Een onverwachte vraag blijkbaar, want diepe denkrimpels trekken in zijn voorhoofd en hij zegt:  “Die was met maatschappelijke dingen bezig in de stad, veel bestuursfuncties; in combinatie met al zijn reizen over de wereld om ons product op de kaart te zetten. Mijn vader en zijn broer hebben nooit de tijd genomen om over een verkoop na te denken. Die broer zou ook absoluut tegen zijn geweest, hij vond het veel te leuk om iets op te bouwen. Mijn vader is te vroeg in het harnas gestorven, een hartaanval in de stoel waarin u nu zit.”

Ik begin onrustig te schuiven en vraag om nog een kop koffie. Hij verontschuldigt zich en staat snel op. “Natuurlijk, ik zal mijn secretaresse opdracht geven ons nog eens te verzorgen.” Hij dribbelt naar de telefoon. Op zijn grote lege bureau is geen papiertje te bekennen. Niet veel problemen, denk ik, dit bedrijf is goed te verkopen.


De secretaresse komt binnen met de koffie en de onvermijdelijke koekjes. Adembenemend, wat een schoonheid; kort rokje en ze doet het geweldig met die wiegende heupen. Ik geniet in stilte. Trots kijkt de directeur van het familiebedrijf me aan en gooit een vette knipoog naar de secretaresse. Die glimlacht geroutineerd terug. Ik zie alle portretten van de voorvaderen aan de muren hangen.

Na het gesprek ga ik naar mijn stamcafé, bestel een whisky en staar door het grote raam naar de gracht. Het gesprek maalt in mijn hersens. Drie keer rijk worden in één leven, is dat niet te veel van het betamelijke?

Ik tel.


1. De voorvaderen werkten zich dood. Hij kwam in een gespreid bedje. Hij hoefde nooit met een businessplan te leuren bij banken en een dure beginfinanciering af te lossen.


2 Hij was meteen directeur met een riant salaris en emolumenten, en dat dertig jaar lang. Hij vergat te sparen zoals zijn voorvaderen hebben gedaan en kocht de groeiende schare mede-aandeelhouders niet uit. In plaats daarvan: dure huizen, dure auto’s, zeevarende jachten, geheime vriendinnen. Zijn mede-aandeelhouders protesteerden alleen als hun dividend eronder leed.
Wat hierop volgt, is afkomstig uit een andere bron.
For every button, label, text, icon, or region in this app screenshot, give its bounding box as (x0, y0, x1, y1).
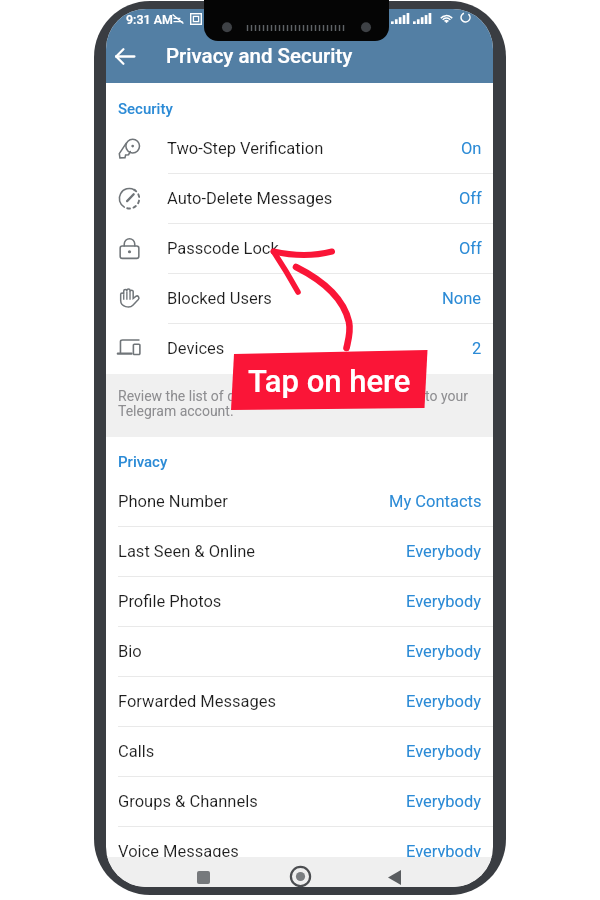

3. En nu, aan het eind van zijn carrière is hij niet van plan het bedrijf van zijn voorvaderen aan de generatie na hem door te geven, maar verkiest hij te gaan potverteren en de hebberige mede-aandeelhouders de hoofdprijs te beloven.
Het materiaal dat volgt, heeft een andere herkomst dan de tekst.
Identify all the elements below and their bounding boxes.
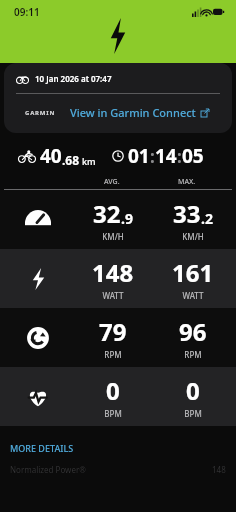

Misschien toch eens met mijn collega’s gaan filosoferen of deze klus niet beter kan worden overgedragen aan een agressieve 'merchantbanker' zonder scrupules. Maar de vraag is of alle aandeelhouders er hetzelfde over denken. Ik neem een besluit en ren het café uit. Ik ga eerst met die zoon en die neef praten. Hun verzoeken om een gesprek met mij staan nog op mijn antwoordapparaat. Lijken me goed opgeleide jongens. Wat zouden zij willen?